Colloids and Crystal Engineering Laboratory
Indian Institute of Technology Gandhinagar
Engineering microbubbles for biomedical applications
Microbubbles are colloidal particles with 0.1 to 10 μm diameter and consist of a shell made of lipid or protein molecules. The shell encapsulates a gaseous core containing gases such as Perfluorobutane (PFB), Sulphur Hexafluoride (SF6) or Oxygen (O2). The microbubble shell can contract and expand upon exposure to ultrasound. This phenomenon enables the use of microbubbles in applications such as contrast imaging, sonoporation and as drug/gene delivery vehicles. Our research efforts are focused on synthesis of microbubbles and understanding the effect of shell material, additives, storage medium and transport properties of core gas on the stability and biocompatibility of aqueous microbubble suspensions.
Cocrystallization to enhance aqueous solubility of poorly water soluble drugs
Cocrystallization is a crystal engineering approach where a multicomponent pharmaceutical solid phase can be engineered using water soluble coformers to enhance dissolution rates and thereby improve bioavailability of poorly water soluble drugs. Cocrystallization of active pharmaceutical ingredient (API) with water soluble coformers does not always result in cocrystals but can also lead to formation of eutectics, coamorphous solids or even physical mixtures. Our research focuses on understanding the rationale behind formation of different solid phases such as cocrystals, eutectics, amorphous solids and physical mixtures during cocrystallization by developing insight to the intermolecular interactions among the drug and coformer molecules.
Drug Polymorphism
Polymorphism is defined as the ability of a compound to exist in different solid crystalline phases, which have different arrangements and/or conformations of molecules in solid state. Studies related to the polymorphism are highly important for drug development as different polymorphs have different physicochemical properties and different solubilities. It is therefore neccessary to gain control over the formation of polymorphs during precipitation/crystallization and prevent polymorphic transformations during storage. We are trying to identify the thermodynamic and kinetic factors that significantly affect the polymorphism which can help in facilitating formation of desired polymorphs during crystallization.
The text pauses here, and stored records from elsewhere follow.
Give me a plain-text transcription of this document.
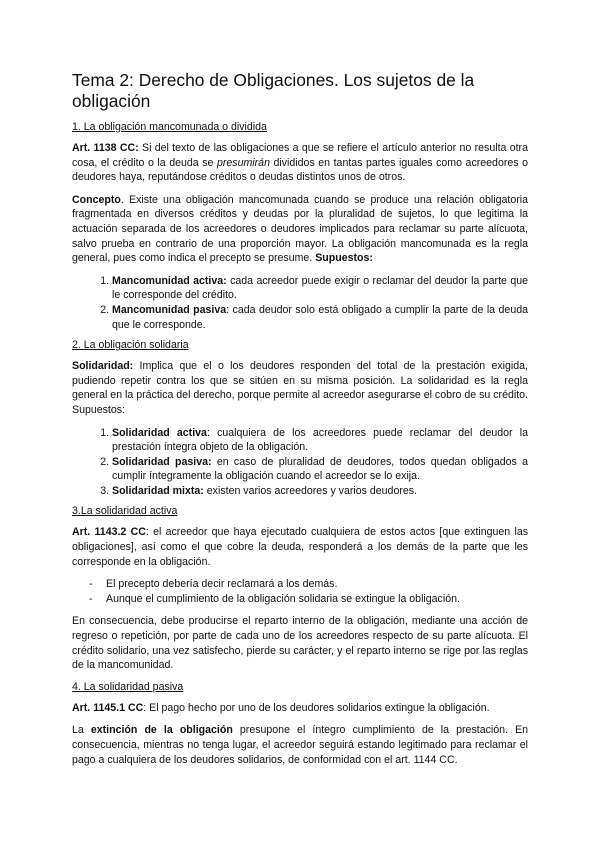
Tema 2: Derecho de Obligaciones. Los sujetos de la obligación
1. La obligación mancomunada o dividida

Art. 1138 CC: Si del texto de las obligaciones a que se refiere el artículo anterior no resulta otra cosa, el crédito o la deuda se presumirán divididos en tantas partes iguales como acreedores o deudores haya, reputándose créditos o deudas distintos unos de otros.

Concepto. Existe una obligación mancomunada cuando se produce una relación obligatoria fragmentada en diversos créditos y deudas por la pluralidad de sujetos, lo que legitima la actuación separada de los acreedores o deudores implicados para reclamar su parte alícuota, salvo prueba en contrario de una proporción mayor. La obligación mancomunada es la regla general, pues como indica el precepto se presume. Supuestos:

1. Mancomunidad activa: cada acreedor puede exigir o reclamar del deudor la parte que le corresponde del crédito.
2. Mancomunidad pasiva: cada deudor solo está obligado a cumplir la parte de la deuda que le corresponde.
2. La obligación solidaria

Solidaridad: Implica que el o los deudores responden del total de la prestación exigida, pudiendo repetir contra los que se sitúen en su misma posición. La solidaridad es la regla general en la práctica del derecho, porque permite al acreedor asegurarse el cobro de su crédito. Supuestos:

1. Solidaridad activa: cualquiera de los acreedores puede reclamar del deudor la prestación íntegra objeto de la obligación.
2. Solidaridad pasiva: en caso de pluralidad de deudores, todos quedan obligados a cumplir íntegramente la obligación cuando el acreedor se lo exija.
3. Solidaridad mixta: existen varios acreedores y varios deudores.
3.La solidaridad activa

Art. 1143.2 CC: el acreedor que haya ejecutado cualquiera de estos actos [que extinguen las obligaciones], así como el que cobre la deuda, responderá a los demás de la parte que les corresponde en la obligación.

- El precepto debería decir reclamará a los demás.
- Aunque el cumplimiento de la obligación solidaria se extingue la obligación.

En consecuencia, debe producirse el reparto interno de la obligación, mediante una acción de regreso o repetición, por parte de cada uno de los acreedores respecto de su parte alícuota. El crédito solidario, una vez satisfecho, pierde su carácter, y el reparto interno se rige por las reglas de la mancomunidad.

4. La solidaridad pasiva

Art. 1145.1 CC: El pago hecho por uno de los deudores solidarios extingue la obligación.

La extinción de la obligación presupone el íntegro cumplimiento de la prestación. En consecuencia, mientras no tenga lugar, el acreedor seguirá estando legitimado para reclamar el pago a cualquiera de los deudores solidarios, de conformidad con el art. 1144 CC.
Antisolvent crystallization of poorly water soluble drugs
Liquid antisolvent (LAS) precipitation is an alternative to several energy intensive top-down and bottom-up techniques which are currently being used to produce ultrafine particles of poorly water soluble drugs. LAS enables rapid precipitation of solute from solution by addition of another solvent (antisolvent) in which solute is insoluble. The mixing of antisolvent with solvent generates rapid supersaturation by lowering the solubility of the solute in the solution. The generation of a rapid supersaturation favors nucleation over growth leading to formation of submicron particles. We use a combination of ultrasound and polymeric additives to control particle size and size distribution during (LAS) precipitation by way of manipulating supersaturation, nucleation kinetics and particle growth.
Liquid Marbles
Liquid droplets encapsulated in a layer of hydrophobic particles are called as Liquid Marbles (LM). The hydrophobic shell provides a protective cover making the LM selectively permeable to gases and restrict contact of solid or liquid with the liquid inside the hydrophobic shell. LMs can be used as effective microreactors for biological/chemical processes and as gas sensors due to their selective permeability to gases. LMs can be synthesized by rolling or shaking of droplets on a hydrophobic powder bed, by mixing of liquid and particles in an optimal liquid to particle ratio or by releasing liquid droplets on a hydrophobic powder bed from a certain height. We are trying to understand the dynamics of LM formation during its impact on the bed of hydrophobic particles and estimate the effect of various process parameters such as viscosity, surface tension, and the nature of particles on LM formation.